US remains heavily reliant on foreign medicine ingredients

Despite discussions over the onshoring of medicines manufacturing, the US remains heavily dependent on active pharmaceutical ingredients (APIs) supplied from overseas, with over 60% sourced from just two countries – India and China.  A recent analysis by USP highlights how 48% of APIs (or, the active components in a pharmaceutical drug) imported into the US are from India, and 13% from China. Just 10% of APIs are made domestically. 

Different stages of the pharmaceutical supply chain have different geographical concentrations (see exhibit). The US leads in R&D – although China is trying to catch up. China and India are the world’s main players in API production, due to cheaper manufacturing and labour costs, and favorable regulations. Europe dominates the production of finished pharmaceutical products with Germany and Switzerland as top exporters. India, meanwhile, is the world’s largest supplier of generic drugs – although it, in turn, relies on China for some 70% of its APIs and raw materials.
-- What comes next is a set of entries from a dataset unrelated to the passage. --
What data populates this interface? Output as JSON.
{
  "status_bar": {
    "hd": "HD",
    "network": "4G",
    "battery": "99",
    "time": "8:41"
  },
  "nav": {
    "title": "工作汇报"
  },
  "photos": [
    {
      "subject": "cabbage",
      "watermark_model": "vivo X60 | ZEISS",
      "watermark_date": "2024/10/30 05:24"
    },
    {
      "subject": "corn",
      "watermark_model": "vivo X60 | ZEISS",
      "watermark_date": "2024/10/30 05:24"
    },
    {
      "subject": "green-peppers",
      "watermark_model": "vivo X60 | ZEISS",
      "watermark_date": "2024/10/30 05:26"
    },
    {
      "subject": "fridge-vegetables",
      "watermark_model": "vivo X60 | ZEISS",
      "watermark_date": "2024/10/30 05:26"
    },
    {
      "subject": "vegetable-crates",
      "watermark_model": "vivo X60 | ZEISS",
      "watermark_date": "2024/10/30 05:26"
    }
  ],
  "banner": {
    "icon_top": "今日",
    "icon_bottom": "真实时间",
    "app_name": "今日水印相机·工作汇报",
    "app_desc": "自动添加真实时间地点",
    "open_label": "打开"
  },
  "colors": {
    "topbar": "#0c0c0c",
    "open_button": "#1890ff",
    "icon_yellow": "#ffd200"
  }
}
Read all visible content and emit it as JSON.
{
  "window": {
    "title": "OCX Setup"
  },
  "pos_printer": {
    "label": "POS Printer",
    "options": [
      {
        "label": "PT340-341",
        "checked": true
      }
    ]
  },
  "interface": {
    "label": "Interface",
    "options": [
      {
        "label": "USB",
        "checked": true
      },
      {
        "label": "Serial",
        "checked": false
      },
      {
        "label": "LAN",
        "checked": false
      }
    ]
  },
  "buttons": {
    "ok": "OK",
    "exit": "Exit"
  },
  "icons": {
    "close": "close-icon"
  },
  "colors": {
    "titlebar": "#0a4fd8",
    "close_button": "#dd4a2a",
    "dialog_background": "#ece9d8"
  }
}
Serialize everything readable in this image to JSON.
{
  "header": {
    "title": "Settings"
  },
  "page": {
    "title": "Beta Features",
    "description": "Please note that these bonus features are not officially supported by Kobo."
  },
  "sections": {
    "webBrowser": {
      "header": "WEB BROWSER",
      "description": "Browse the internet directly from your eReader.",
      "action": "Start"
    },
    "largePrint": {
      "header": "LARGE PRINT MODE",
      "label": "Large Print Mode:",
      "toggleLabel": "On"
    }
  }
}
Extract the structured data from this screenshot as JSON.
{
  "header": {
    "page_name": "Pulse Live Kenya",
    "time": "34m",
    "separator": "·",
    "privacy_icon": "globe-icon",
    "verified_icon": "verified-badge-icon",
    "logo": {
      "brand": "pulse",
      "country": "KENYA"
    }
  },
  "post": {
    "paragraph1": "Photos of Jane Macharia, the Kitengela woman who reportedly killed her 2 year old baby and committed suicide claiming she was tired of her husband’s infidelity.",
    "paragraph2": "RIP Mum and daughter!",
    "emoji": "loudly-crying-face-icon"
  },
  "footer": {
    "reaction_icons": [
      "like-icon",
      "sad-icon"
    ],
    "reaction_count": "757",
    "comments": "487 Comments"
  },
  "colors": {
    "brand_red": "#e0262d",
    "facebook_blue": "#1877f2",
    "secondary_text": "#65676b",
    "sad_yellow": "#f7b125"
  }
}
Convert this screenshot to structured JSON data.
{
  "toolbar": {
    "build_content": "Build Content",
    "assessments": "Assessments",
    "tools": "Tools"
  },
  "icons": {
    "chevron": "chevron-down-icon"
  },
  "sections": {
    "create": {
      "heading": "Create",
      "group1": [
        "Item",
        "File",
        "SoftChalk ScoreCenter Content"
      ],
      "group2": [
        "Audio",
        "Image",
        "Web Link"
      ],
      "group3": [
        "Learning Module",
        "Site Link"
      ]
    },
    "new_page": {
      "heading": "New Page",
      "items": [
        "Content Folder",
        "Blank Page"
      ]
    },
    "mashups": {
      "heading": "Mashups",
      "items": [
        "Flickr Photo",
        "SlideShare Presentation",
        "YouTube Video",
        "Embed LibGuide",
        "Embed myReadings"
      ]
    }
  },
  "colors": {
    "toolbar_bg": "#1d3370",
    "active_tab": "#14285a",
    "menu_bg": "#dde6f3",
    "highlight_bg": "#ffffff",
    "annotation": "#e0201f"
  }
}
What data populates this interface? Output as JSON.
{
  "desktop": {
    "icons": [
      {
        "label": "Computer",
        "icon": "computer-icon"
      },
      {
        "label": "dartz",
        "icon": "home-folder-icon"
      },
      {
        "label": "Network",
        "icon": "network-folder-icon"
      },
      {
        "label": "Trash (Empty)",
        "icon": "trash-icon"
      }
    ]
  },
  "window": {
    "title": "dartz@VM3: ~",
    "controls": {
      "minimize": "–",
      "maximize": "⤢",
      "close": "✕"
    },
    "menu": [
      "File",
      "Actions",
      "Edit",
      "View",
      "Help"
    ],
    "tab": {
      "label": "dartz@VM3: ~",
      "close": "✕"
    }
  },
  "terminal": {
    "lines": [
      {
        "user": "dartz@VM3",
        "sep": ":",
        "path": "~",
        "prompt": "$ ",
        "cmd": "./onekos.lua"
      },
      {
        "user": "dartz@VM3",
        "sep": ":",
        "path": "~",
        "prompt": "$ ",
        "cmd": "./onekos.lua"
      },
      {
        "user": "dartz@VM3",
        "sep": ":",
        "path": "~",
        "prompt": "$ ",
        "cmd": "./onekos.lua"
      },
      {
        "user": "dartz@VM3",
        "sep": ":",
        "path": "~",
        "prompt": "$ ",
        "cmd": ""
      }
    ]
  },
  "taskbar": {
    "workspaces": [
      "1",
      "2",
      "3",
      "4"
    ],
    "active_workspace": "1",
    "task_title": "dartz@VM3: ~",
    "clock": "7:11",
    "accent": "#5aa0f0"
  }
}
COVID-19 exposed the supply chain’s vulnerability to sudden demand shifts, supply shocks, changing regulations and over-reliance on key suppliers. With geopolitical tensions adding to anxieties, policymakers in the UK, US, and EU have discussed boosting manufacturing independence. Other efforts have focused on supplier diversification. However, supply chain resilience isn’t cheap: keeping more inventory – or increasing domestic R&D and manufacturing – increases costs for healthcare systems just as funding pressures mount.